Self-Healable Lanthanoid-Based Metallogels: Dye Removal and Crystallization in the Confined Gel State

Abstract

The self-healing property of metallogels resembles the innate self-healing of plant and animal biomaterials, making metallogels potential candidates for detailed studies. Tetrazoles with diverse coordination abilities and extensive H-bond formation capabilities may be able to be used as ligands to generate metallogels. In this report, four metallogels (M1G6Cl, M2G6Cl, M1G6NO3, and M3G6NO3) based on different lanthanoids and functionalized with di(1H-tetrazole-5-yl)methane (H2G6) are designed and fabricated. All the metallogels are well characterized by different spectroscopic methods. The mechanical strengths of the metallogels are determined by rheology, and FE-SEM images reveal diverse needle-like morphologies of the metallogels after the formation of ordered self-assembled networks. All the metallogels are found to be photoluminescent in nature, with quantum yields falling in the range 0.75–0.12. The emissive nature of the gels is utilized to perform invisible photopatterning experiments, which show the potential of these metallogels to be used in confidential image or writing applications.
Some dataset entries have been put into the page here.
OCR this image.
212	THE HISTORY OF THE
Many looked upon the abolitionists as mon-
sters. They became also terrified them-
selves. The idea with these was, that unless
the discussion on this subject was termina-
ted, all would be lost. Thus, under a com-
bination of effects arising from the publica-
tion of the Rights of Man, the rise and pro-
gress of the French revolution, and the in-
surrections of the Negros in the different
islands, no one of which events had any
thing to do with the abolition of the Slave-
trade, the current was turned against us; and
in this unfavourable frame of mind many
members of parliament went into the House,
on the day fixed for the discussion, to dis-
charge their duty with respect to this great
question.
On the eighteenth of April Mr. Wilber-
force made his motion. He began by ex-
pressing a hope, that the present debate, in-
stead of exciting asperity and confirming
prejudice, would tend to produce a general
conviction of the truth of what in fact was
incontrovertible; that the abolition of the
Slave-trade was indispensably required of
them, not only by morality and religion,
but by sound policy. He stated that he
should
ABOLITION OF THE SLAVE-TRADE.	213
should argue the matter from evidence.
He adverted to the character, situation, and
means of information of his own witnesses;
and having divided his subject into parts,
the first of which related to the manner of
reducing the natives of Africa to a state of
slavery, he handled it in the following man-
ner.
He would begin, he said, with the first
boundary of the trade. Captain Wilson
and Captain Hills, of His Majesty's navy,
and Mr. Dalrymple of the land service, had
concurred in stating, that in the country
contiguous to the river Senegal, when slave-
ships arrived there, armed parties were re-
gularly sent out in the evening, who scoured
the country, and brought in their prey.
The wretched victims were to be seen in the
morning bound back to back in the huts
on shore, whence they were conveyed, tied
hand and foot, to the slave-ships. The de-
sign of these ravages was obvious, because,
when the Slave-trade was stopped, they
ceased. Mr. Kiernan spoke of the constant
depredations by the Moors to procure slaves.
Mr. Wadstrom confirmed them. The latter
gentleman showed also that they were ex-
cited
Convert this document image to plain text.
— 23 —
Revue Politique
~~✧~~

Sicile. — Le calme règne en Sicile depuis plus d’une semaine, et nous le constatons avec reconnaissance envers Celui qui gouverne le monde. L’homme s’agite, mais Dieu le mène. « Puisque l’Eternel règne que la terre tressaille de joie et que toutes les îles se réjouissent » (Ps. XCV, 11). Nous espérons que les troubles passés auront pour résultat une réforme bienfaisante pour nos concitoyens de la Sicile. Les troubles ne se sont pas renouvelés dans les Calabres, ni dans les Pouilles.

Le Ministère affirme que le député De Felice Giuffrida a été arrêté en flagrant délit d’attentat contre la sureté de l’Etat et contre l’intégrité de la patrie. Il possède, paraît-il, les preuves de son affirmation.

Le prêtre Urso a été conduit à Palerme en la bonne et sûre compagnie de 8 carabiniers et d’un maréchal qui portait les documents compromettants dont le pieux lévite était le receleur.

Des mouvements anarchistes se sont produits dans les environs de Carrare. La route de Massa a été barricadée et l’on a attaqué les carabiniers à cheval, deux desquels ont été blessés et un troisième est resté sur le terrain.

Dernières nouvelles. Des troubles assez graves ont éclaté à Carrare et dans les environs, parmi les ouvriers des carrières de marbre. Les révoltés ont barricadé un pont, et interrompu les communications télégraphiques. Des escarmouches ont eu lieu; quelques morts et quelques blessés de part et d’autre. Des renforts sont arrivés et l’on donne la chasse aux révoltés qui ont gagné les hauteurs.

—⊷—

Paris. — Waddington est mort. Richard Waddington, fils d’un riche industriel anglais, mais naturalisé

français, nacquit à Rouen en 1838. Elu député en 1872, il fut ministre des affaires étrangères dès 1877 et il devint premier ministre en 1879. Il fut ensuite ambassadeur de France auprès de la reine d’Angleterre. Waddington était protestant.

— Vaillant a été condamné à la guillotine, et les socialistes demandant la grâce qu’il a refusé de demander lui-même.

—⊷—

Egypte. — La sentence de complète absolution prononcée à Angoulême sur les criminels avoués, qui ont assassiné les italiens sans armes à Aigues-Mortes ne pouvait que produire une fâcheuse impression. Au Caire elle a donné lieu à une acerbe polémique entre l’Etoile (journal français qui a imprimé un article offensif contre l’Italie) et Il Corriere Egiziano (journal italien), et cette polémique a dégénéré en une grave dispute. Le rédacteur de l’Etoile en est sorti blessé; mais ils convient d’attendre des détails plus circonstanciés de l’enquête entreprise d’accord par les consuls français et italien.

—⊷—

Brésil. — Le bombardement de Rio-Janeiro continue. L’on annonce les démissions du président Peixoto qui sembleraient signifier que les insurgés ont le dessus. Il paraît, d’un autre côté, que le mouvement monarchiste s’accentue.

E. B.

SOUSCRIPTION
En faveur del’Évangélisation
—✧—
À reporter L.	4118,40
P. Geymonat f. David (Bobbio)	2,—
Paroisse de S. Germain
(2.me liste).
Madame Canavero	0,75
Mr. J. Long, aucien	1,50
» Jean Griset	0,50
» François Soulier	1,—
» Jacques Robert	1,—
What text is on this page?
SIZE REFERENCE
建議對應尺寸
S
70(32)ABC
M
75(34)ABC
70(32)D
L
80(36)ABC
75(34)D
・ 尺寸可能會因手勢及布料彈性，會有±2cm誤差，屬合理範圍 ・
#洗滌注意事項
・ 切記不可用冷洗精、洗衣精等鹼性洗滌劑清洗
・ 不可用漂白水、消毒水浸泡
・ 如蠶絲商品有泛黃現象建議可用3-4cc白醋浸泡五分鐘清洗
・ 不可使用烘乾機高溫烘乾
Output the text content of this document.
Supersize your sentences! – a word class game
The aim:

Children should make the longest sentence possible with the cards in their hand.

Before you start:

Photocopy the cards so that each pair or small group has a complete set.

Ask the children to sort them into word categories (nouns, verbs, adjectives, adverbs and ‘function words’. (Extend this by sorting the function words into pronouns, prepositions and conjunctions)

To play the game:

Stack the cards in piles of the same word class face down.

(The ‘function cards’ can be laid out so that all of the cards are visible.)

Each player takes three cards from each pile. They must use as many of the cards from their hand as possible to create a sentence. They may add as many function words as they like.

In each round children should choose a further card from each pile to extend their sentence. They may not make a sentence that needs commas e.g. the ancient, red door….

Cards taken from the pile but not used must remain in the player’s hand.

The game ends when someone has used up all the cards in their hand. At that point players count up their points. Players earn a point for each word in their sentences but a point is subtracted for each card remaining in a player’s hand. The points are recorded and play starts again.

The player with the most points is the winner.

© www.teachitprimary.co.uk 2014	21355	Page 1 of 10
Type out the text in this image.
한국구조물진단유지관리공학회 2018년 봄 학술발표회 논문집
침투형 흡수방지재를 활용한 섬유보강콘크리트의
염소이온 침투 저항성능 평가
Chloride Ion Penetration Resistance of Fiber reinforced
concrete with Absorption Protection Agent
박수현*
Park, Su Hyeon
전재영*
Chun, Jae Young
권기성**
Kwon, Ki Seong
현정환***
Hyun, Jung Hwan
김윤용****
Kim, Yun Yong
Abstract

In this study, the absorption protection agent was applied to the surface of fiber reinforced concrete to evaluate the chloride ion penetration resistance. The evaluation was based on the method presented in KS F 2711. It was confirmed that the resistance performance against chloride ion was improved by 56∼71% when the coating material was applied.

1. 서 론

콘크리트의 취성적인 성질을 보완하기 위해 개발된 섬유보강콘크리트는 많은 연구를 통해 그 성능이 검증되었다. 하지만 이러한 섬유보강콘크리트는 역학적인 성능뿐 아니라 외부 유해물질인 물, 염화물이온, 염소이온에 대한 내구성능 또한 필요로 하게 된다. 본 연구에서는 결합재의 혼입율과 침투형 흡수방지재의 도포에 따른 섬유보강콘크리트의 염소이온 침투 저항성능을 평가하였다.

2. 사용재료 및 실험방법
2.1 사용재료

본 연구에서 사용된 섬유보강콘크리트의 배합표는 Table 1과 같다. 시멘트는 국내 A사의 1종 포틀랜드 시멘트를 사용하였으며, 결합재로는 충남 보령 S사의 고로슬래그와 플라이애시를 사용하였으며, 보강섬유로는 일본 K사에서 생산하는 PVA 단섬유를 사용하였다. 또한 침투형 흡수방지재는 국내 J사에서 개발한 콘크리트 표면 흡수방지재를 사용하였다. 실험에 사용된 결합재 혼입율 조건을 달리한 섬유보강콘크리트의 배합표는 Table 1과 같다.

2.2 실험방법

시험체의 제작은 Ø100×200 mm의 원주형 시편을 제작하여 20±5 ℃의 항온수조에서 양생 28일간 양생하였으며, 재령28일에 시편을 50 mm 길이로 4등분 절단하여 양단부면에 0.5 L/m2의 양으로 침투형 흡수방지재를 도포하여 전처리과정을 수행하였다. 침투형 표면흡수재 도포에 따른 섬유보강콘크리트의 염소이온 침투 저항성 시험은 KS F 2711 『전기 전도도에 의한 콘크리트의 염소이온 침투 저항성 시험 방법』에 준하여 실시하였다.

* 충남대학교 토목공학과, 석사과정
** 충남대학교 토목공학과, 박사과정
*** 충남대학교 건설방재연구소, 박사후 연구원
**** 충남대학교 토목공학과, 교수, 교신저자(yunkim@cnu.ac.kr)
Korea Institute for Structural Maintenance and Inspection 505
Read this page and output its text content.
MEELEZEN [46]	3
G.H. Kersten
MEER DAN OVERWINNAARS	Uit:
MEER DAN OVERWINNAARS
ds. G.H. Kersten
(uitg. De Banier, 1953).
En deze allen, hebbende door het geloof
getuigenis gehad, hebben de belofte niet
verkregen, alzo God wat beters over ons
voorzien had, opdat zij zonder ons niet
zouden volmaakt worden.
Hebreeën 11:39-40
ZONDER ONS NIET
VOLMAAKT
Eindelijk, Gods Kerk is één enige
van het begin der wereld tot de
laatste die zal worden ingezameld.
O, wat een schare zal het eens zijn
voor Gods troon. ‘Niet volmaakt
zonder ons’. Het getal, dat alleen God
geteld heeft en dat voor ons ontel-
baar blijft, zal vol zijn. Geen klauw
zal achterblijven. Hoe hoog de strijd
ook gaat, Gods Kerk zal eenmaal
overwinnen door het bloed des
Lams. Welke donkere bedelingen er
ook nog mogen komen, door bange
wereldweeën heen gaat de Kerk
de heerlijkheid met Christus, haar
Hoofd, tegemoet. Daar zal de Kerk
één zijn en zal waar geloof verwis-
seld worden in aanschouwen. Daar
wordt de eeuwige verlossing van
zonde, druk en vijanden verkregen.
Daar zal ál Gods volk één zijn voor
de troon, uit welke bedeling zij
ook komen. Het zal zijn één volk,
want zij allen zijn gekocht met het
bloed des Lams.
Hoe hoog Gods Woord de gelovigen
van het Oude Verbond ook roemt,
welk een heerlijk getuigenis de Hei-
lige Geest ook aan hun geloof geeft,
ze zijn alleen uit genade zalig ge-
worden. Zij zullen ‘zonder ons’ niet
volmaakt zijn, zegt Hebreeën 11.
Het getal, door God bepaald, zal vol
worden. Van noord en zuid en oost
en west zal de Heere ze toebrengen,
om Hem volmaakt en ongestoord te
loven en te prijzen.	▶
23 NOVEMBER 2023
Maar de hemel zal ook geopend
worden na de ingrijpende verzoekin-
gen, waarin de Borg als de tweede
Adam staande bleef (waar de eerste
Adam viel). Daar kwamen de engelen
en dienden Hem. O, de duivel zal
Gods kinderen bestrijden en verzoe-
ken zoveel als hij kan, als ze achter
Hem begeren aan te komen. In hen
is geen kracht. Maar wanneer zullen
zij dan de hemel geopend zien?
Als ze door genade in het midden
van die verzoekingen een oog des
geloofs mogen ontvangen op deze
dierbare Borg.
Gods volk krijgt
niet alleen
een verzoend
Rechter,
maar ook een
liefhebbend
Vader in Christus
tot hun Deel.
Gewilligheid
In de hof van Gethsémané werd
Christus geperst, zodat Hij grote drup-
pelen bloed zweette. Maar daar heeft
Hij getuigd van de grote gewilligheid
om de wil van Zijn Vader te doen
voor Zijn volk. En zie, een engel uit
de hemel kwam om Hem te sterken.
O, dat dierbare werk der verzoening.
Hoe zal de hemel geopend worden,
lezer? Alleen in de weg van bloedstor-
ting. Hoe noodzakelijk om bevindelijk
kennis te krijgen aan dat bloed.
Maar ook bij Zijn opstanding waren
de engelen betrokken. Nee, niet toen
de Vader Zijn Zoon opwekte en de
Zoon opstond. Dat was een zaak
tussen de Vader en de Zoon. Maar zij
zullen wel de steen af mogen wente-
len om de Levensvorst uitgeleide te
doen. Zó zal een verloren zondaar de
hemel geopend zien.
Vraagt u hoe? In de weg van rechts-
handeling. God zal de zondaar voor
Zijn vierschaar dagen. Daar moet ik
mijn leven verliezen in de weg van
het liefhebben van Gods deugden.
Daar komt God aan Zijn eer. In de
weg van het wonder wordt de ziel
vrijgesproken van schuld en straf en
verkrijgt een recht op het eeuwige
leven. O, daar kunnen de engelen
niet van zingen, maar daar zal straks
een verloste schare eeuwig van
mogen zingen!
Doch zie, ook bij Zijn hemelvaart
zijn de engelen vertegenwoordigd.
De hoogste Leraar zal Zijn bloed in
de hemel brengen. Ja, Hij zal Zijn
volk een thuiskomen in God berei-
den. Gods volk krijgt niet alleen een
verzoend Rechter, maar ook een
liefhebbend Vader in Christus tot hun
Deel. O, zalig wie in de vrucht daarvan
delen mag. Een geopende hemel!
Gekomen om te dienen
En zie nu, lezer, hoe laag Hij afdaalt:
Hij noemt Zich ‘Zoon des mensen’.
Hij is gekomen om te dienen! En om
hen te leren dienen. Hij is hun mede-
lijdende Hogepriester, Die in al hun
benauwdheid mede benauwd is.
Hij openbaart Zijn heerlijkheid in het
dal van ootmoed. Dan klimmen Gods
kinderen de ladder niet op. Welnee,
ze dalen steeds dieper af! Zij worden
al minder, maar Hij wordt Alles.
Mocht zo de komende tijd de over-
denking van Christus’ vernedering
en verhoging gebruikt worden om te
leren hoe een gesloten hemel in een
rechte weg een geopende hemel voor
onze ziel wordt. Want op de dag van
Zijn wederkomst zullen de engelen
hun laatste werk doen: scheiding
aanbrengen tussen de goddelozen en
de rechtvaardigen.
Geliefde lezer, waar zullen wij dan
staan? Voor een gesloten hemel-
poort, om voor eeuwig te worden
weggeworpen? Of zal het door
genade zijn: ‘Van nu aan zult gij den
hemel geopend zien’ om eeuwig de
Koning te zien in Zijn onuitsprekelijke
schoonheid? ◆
Furthermore, the crystallization of the M3G6NO3 metallogel in a confined gel space provides a pathway of elucidating its structure, which can be used to help predict the kinds of noncovalent interactions involved in the ordered self-assembly process. The self-healing nature of the M1G6Cl metallogels makes them the most interesting among all the gels and is further explored by the rhodamine dye-doped approach. Moreover, the low molecular weight, self-healable M1G6Cl metallogels act as unique soft materials for water purification by absorbing 98% Rhodamine B dye from water in 24 h.